Por Mauro Baptista Vedia
Creer o no creer en la existencia del virus es un falso dilema, un problema mal planteado, un VAR del fútbol sudamericano; es algo que impide el debate y el intercambio de ideas. En Brasil, en Uruguay, en Argentina y en la China; donde sea. Yo, Mauro, creo en la existencia del virus, creo en su facilidad de contagio y en su peligrosidad cuando hay comorbilidades, en su peligrosidad para la población de más de setenta cuando no las hay. Me baso en infinidad de artículos leídos y en médicos con los cuales he hablado. A pesar de su baja letalidad, todo indica que el Covid 19 es muy contagioso, más que la gripe, y, parece que puede volver a contagiar a la misma persona después de unos meses. Al mismo tiempo, al ser un virus “nuevo”, poco estudiado, el Covid 19 causó, inicialmente, problemas de salud inesperados (en la sangre, en los pulmones). Yo, Mauro, sin embargo, no creo en la “ortodoxia covid”, como ha sido calificada por un grupo de ciudadanos que escriben aquí en eXtramuros (Andacth, Bolón, Mazzucchelli, Michel, Bayce, etc). “Ortodoxia covid” que es una cosa muy diferente del Covid 19. Por lo tanto, no creo en el pensamiento que postula cuarentenas, lockdowns, distanciamiento social, uso de máscaras, suspensión y prohibición de varias actividades (sobre todo las culturales, sociales y deportivas) para toda la población, incluidos niños, adolescentes y jóvenes. Línea de acción, más que un pensamiento, difundida 24 horas por día por los medios de comunicación, defendida por la Organización Mundial de la Salud, por la gran mayoría de los políticos, por los gigantes de nuevas tecnologías (Amazon, Facebook, Twitter, etc), por los grandes laboratorios y, resalto, por el sistema financiero. No creo en la “ortodoxia covid” porque delante de este cambio de era que la humanidad experimenta (ver “El gran reseteo”, artículo de Aldo Mazzucchelli), mi preocupación se dirige siempre a la inmensa mayoría de la población, a la cada vez más olvidada clase trabajadora. A aquella clase trabajadora, la “working class”, a la que un cineasta como Ken Loach que admiro, ha dedicado toda una filmografía (desde Cathy come home (1966), a Yo, Daniel Blake).

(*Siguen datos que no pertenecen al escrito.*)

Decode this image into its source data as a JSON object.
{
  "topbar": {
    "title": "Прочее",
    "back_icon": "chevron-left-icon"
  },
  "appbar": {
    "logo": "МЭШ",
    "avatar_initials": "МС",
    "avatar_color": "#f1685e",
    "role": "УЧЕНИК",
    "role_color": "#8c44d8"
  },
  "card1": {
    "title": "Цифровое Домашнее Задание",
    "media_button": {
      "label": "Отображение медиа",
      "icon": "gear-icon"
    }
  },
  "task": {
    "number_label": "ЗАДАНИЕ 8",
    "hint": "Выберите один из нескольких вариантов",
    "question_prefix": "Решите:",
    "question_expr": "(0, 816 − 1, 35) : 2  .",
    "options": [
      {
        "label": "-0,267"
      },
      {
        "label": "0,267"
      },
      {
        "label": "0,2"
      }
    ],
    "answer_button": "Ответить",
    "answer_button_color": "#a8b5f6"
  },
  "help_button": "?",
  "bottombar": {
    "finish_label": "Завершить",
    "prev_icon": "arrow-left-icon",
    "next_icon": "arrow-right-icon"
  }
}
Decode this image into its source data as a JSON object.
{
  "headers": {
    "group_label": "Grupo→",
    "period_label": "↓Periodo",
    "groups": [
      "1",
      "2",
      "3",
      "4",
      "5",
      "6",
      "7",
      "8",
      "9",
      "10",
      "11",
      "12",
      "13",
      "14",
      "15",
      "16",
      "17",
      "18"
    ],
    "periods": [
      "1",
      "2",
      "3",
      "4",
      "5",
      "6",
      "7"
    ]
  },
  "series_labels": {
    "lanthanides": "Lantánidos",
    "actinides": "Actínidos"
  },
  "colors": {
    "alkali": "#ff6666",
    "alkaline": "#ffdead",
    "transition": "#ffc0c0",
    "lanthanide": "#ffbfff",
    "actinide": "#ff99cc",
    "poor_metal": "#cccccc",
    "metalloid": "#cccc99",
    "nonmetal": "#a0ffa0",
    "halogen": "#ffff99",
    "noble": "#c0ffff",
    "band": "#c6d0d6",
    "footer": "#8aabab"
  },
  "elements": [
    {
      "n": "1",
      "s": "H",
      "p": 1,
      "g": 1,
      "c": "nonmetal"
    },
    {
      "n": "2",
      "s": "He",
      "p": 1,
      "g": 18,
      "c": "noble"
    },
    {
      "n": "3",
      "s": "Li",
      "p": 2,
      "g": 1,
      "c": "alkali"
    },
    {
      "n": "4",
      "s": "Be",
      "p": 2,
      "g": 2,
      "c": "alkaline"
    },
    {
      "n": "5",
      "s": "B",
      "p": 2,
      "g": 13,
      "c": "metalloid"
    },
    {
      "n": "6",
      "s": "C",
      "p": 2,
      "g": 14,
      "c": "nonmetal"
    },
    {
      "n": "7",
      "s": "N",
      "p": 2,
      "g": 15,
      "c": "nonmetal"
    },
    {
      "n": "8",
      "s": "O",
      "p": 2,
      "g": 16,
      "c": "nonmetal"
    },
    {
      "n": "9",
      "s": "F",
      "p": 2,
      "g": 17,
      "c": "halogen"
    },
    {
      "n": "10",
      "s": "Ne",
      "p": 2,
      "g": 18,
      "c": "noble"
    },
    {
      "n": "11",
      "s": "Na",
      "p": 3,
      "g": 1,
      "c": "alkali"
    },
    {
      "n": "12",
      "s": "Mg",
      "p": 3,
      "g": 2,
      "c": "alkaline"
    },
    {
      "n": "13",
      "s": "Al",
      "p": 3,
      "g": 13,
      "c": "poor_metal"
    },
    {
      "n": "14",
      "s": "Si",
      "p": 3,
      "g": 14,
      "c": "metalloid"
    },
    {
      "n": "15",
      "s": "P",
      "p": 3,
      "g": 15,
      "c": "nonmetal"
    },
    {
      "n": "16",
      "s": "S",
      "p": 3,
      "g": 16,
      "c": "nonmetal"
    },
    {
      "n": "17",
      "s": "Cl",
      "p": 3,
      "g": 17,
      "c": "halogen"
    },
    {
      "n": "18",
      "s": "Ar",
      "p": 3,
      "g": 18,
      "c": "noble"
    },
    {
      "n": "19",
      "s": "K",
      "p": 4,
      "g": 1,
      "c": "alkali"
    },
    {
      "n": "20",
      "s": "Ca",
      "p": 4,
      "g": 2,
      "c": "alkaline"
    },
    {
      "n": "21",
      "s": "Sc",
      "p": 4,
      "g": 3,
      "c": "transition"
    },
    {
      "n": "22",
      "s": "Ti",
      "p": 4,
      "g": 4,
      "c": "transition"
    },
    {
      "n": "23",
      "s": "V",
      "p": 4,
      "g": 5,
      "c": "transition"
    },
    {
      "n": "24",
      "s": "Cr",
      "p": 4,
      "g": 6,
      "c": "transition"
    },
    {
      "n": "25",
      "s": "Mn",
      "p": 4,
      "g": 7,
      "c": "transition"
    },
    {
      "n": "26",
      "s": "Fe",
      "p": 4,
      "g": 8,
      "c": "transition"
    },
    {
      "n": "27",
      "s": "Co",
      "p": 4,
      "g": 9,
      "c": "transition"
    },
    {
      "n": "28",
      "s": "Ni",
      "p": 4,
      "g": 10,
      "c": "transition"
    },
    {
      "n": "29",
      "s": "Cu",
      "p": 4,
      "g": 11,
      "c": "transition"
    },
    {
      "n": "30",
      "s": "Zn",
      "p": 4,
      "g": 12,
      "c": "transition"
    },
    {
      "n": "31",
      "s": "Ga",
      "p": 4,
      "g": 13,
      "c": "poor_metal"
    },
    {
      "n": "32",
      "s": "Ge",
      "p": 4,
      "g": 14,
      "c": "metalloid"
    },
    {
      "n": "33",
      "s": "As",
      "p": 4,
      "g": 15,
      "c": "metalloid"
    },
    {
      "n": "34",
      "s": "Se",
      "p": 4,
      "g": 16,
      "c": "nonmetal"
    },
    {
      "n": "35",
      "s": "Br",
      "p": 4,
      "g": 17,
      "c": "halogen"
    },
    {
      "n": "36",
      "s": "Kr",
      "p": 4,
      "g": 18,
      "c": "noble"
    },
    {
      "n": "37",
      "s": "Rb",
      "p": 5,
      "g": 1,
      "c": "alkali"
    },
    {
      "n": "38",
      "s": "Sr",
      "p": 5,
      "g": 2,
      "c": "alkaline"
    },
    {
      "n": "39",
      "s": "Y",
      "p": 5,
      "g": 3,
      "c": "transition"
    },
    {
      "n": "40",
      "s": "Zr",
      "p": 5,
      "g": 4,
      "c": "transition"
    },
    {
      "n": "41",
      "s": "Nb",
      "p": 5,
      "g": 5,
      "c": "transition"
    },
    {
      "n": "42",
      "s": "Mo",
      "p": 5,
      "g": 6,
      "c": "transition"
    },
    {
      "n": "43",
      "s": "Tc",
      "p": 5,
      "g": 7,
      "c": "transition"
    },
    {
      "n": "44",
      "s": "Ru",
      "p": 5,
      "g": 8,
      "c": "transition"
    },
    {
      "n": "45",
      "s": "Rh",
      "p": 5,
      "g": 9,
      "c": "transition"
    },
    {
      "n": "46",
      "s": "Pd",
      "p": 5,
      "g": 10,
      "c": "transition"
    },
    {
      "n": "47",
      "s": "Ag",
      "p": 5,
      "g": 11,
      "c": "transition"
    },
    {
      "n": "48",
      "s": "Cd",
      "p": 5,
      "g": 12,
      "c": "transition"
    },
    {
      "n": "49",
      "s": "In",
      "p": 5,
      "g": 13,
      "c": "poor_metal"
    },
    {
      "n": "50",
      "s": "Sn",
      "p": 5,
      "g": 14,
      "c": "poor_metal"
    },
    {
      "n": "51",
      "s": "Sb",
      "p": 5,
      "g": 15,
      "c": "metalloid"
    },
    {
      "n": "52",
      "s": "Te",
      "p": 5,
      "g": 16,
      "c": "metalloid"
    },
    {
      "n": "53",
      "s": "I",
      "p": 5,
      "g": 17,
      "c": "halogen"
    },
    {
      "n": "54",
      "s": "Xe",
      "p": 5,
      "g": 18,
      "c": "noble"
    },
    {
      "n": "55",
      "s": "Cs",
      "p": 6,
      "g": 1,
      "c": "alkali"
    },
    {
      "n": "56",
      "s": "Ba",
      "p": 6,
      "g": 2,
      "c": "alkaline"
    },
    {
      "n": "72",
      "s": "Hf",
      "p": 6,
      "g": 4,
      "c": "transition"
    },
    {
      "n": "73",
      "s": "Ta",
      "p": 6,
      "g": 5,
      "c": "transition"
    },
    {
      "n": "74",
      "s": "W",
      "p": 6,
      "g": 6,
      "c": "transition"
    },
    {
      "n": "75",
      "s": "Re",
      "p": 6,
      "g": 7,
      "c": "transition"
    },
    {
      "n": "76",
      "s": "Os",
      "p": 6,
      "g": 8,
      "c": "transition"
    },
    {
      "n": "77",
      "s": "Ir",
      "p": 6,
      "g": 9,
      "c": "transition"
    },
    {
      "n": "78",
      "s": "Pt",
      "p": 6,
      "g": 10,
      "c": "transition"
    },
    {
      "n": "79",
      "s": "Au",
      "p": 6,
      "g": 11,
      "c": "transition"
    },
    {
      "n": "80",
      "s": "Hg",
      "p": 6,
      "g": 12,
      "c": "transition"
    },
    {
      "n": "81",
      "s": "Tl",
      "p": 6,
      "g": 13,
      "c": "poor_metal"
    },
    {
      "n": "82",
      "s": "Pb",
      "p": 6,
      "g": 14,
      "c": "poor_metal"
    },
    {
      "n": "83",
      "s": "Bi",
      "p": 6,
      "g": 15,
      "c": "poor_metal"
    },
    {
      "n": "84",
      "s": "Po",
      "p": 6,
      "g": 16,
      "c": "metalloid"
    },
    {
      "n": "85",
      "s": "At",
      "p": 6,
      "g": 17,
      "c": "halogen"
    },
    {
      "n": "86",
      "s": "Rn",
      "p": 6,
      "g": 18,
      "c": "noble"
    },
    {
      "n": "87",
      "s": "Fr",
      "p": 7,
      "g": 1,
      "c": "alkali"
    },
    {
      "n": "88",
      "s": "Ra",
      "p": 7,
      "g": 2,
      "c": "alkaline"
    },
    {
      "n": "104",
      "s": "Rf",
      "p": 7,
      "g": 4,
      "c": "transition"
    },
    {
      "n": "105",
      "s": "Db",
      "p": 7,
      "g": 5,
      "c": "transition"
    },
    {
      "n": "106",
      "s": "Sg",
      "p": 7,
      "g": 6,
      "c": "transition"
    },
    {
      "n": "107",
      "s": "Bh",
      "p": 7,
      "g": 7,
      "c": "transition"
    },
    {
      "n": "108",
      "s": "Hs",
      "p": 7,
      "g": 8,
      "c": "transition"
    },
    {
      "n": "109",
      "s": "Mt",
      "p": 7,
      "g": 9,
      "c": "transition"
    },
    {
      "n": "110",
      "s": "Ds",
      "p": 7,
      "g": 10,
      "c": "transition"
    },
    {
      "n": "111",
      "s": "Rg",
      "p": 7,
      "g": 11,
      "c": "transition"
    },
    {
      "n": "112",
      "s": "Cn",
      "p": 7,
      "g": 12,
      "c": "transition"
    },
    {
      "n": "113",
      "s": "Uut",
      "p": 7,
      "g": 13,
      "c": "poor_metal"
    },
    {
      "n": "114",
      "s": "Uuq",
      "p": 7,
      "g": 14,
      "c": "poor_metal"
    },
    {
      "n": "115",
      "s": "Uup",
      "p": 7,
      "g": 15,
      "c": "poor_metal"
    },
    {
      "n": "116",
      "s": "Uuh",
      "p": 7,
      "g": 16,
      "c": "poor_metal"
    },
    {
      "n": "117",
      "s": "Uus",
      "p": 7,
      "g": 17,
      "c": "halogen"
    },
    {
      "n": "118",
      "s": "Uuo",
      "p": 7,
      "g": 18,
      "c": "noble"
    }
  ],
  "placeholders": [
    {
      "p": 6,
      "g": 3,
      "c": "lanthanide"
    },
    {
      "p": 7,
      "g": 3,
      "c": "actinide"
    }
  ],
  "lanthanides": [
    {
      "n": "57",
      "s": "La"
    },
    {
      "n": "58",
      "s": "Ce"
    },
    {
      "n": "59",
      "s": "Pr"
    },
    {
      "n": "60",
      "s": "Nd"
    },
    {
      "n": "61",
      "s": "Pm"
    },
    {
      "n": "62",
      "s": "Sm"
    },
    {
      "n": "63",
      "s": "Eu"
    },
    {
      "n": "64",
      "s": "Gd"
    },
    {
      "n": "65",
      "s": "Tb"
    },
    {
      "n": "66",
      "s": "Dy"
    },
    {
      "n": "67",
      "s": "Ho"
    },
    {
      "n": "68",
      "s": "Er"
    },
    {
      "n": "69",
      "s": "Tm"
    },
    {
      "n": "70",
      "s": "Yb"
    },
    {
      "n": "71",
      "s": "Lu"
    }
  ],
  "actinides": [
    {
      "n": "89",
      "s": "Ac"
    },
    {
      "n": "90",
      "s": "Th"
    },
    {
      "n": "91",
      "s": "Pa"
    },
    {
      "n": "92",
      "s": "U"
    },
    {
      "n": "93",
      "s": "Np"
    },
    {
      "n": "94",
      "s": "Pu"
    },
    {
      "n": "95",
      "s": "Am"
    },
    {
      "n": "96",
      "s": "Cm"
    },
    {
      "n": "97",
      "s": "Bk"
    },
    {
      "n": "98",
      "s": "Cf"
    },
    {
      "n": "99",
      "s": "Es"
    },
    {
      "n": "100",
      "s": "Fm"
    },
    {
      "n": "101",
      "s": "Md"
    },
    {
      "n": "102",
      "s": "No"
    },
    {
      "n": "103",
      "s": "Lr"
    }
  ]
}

Pienso siempre en esa enorme mayoría de la población mundial que tiene que trabajar todos los días. Incluyo aquí, aclaro, a la tan vilipendiada y castigada clase media. Es esa enorme clase trabajadora, ese 95 de la población, la gran perjudicada por la “ortodoxia covid” y sus cuarentenas y prohibiciones. Y los dueños del gran capital los grandes beneficiados. Dueños del gran capital, no dueños de un “capitalcito”, de una empresa familiar; no los dueños de restaurantes, posadas tiendas o inmobiliarias. Hablo del 0,1% de la población. De grandes grupos y de grandes capitales, no de una diseñadora que vive en Carrasco, o de un médico que vive en Punta Gorda. No me refiero a la “burguesía nacional”, espécimen en extinción en Uruguay y Argentina, sino a la transnacional y a sus operadores locales. En Brasil, esa enorme mayoría de la población era llamada por políticos como el fallecido Leonel Brizola, como el “povo brasileiro”.
Cuando llegaron las cuarentenas, el gobierno brasileño estableció una ayuda de 120 dólares por mes del estado durante algunos meses. Ayuda que no sustituye jamás a un sueldo que era como mínimo el doble, cuando no el triple o más. Programas de ayudas de emergencias como los implementados por los gobiernos en todo el mundo han sido necesarios y bienvenidos, pero no se equiparan nunca económica, social y culturalmente a un empleo, a o una micro o mediana empresa.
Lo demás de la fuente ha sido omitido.